I have always jokingly called myself a “dog mom” and then bit my tongue when people respond with, “When you have real kids one day you’ll understand what it’s like to be a real mom.” Well, I have to say, I’m a little tired of that response.
I AM a real mom. Ask my dogs. Ask my friends. Ask MY mom. They will all tell you, I am a mom.
To me, a mom is someone that protects fiercely, worries constantly, teaches, guides, and nurtures daily, brags to anyone that will listen, and most of all loves unconditionally. If you do all of these things, you ARE a mom. The same way someone that adopts a child is a real mom or dad, I am a mom to my dogs.
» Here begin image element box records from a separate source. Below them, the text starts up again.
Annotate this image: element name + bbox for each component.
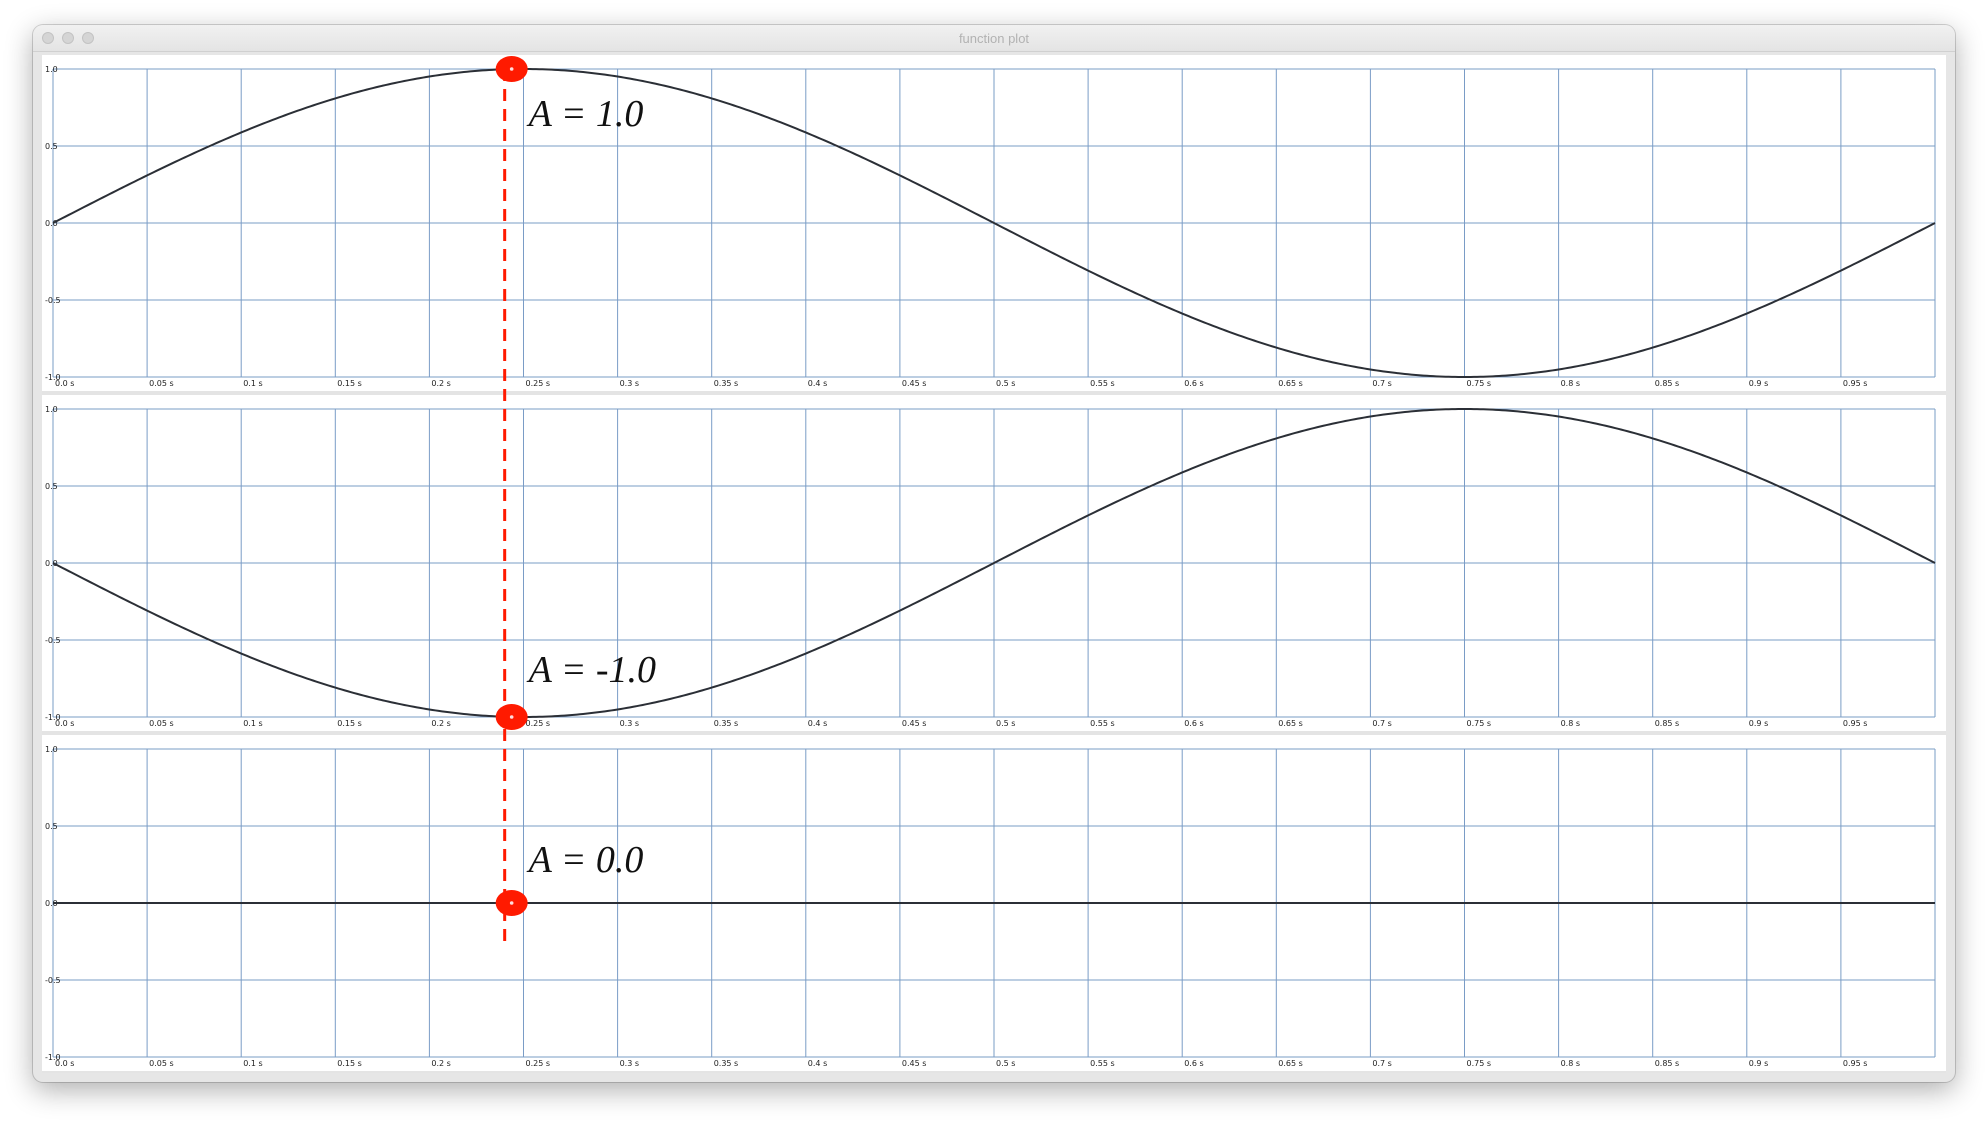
x-tick-label: 0.35 s [714,379,739,388]
amplitude-annotation: A = -1.0 [526,649,656,691]
minimize-window-icon[interactable] [62,32,74,44]
x-tick-label: 0.35 s [714,1059,739,1068]
x-tick-label: 0.5 s [996,719,1015,728]
y-tick-label: 0.0 [45,559,58,568]
x-tick-label: 0.7 s [1372,1059,1391,1068]
x-tick-label: 0.0 s [55,719,74,728]
x-tick-label: 0.1 s [243,1059,262,1068]
x-tick-label: 0.65 s [1278,379,1303,388]
x-tick-label: 0.3 s [620,1059,639,1068]
y-tick-label: 0.0 [45,899,58,908]
y-tick-label: 1.0 [45,745,58,754]
x-tick-label: 0.45 s [902,379,927,388]
y-tick-label: 1.0 [45,405,58,414]
y-tick-label: 0.0 [45,219,58,228]
x-tick-label: 0.25 s [526,719,551,728]
function-plot-chart[interactable]: 0.0 s 0.05 s 0.1 s 0.15 s 0.2 s 0.25 s 0.3 s 0.… [42,55,1946,1073]
x-tick-label: 0.35 s [714,719,739,728]
app-window: function plot 0.0 s 0.05 s 0.1 s 0.15 s 0.2 … [33,25,1955,1082]
x-tick-label: 0.2 s [431,1059,450,1068]
function-curve [52,67,1936,379]
x-tick-label: 0.85 s [1655,719,1680,728]
x-tick-label: 0.75 s [1467,719,1492,728]
x-tick-label: 0.75 s [1467,379,1492,388]
x-tick-label: 0.85 s [1655,1059,1680,1068]
x-tick-label: 0.9 s [1749,719,1768,728]
function-curve [52,407,1936,719]
y-tick-label: -0.5 [45,976,61,985]
x-tick-label: 0.8 s [1561,719,1580,728]
y-tick-label: -1.0 [45,713,61,722]
y-tick-label: 0.5 [45,142,58,151]
x-tick-label: 0.4 s [808,719,827,728]
x-tick-label: 0.65 s [1278,719,1303,728]
x-tick-label: 0.5 s [996,1059,1015,1068]
x-tick-label: 0.65 s [1278,1059,1303,1068]
amplitude-annotation: A = 0.0 [526,839,644,881]
x-tick-label: 0.1 s [243,379,262,388]
x-tick-label: 0.1 s [243,719,262,728]
x-tick-label: 0.6 s [1184,379,1203,388]
x-tick-label: 0.55 s [1090,1059,1115,1068]
y-tick-label: -1.0 [45,373,61,382]
y-tick-label: 0.5 [45,482,58,491]
y-tick-label: -0.5 [45,636,61,645]
value-marker-dot [509,901,514,905]
x-tick-label: 0.05 s [149,379,174,388]
y-tick-label: 1.0 [45,65,58,74]
x-tick-label: 0.45 s [902,719,927,728]
x-tick-label: 0.6 s [1184,1059,1203,1068]
x-tick-label: 0.6 s [1184,719,1203,728]
x-tick-label: 0.0 s [55,379,74,388]
y-tick-label: 0.5 [45,822,58,831]
x-tick-label: 0.8 s [1561,1059,1580,1068]
x-tick-label: 0.3 s [620,719,639,728]
x-tick-label: 0.25 s [526,1059,551,1068]
value-marker-dot [509,67,514,71]
x-tick-label: 0.15 s [337,719,362,728]
x-tick-label: 0.9 s [1749,379,1768,388]
x-tick-label: 0.7 s [1372,379,1391,388]
x-tick-label: 0.2 s [431,719,450,728]
x-tick-label: 0.2 s [431,379,450,388]
x-tick-label: 0.05 s [149,719,174,728]
x-tick-label: 0.55 s [1090,379,1115,388]
window-title: function plot [958,31,1030,46]
title-bar: function plot [33,25,1955,52]
x-tick-label: 0.55 s [1090,719,1115,728]
y-tick-label: -0.5 [45,296,61,305]
x-tick-label: 0.5 s [996,379,1015,388]
value-marker-dot [509,715,514,719]
zoom-window-icon[interactable] [82,32,94,44]
x-tick-label: 0.8 s [1561,379,1580,388]
sine-panel: 0.0 s 0.05 s 0.1 s 0.15 s 0.2 s 0.25 s 0.3 s 0.… [42,55,1946,391]
x-tick-label: 0.9 s [1749,1059,1768,1068]
x-tick-label: 0.45 s [902,1059,927,1068]
negative-sine-panel: 0.0 s 0.05 s 0.1 s 0.15 s 0.2 s 0.25 s 0.3 s 0.… [42,395,1946,731]
y-tick-label: -1.0 [45,1053,61,1062]
x-tick-label: 0.15 s [337,1059,362,1068]
x-tick-label: 0.0 s [55,1059,74,1068]
x-tick-label: 0.3 s [620,379,639,388]
x-tick-label: 0.85 s [1655,379,1680,388]
x-tick-label: 0.4 s [808,379,827,388]
x-tick-label: 0.15 s [337,379,362,388]
x-tick-label: 0.95 s [1843,1059,1868,1068]
x-tick-label: 0.4 s [808,1059,827,1068]
x-tick-label: 0.7 s [1372,719,1391,728]
amplitude-annotation: A = 1.0 [526,93,644,135]
plot-area: 0.0 s 0.05 s 0.1 s 0.15 s 0.2 s 0.25 s 0.3 s 0.… [42,55,1946,1073]
zero-panel: 0.0 s 0.05 s 0.1 s 0.15 s 0.2 s 0.25 s 0.3 s 0.… [42,735,1946,1071]
x-tick-label: 0.95 s [1843,719,1868,728]
close-window-icon[interactable] [42,32,54,44]
x-tick-label: 0.25 s [526,379,551,388]
x-tick-label: 0.05 s [149,1059,174,1068]
x-tick-label: 0.75 s [1467,1059,1492,1068]
x-tick-label: 0.95 s [1843,379,1868,388]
Over the last week all of my dogs have come down with a mystery illness which is causing them to have rather upset tummies. I have gotten them checked out and gotten the proper medicine but all the vet can say is “they have an over abundance of bad bacteria” and can’t really tell me any more than that. Just like I suspect any mom would do, I’ve been racking my brain trying to think what could have caused it, what I did wrong, and just worrying in general about them.
Thankfully, I have seen a huge improvement since I got them started on meds and everyone seems to be back to normal but them all being sick is what prompted me to think a little more about the definition of “mom” and the fact that I absolutely am one.
I know that I will probably get bashed for this by some “real” mom’s out there and maybe when I do have “real” kids my feelings will be even stronger for them, but they’ll be the same feelings I already have for my dogs. It’s hard to imagine feeling any stronger though. Would I jump in front of a bus to save one of my dogs? You bet. Would I go hungry so they could eat? You know it. Would I do every single thing in my power to give them the best possible life? Absolutely, 100%, without a doubt, YES!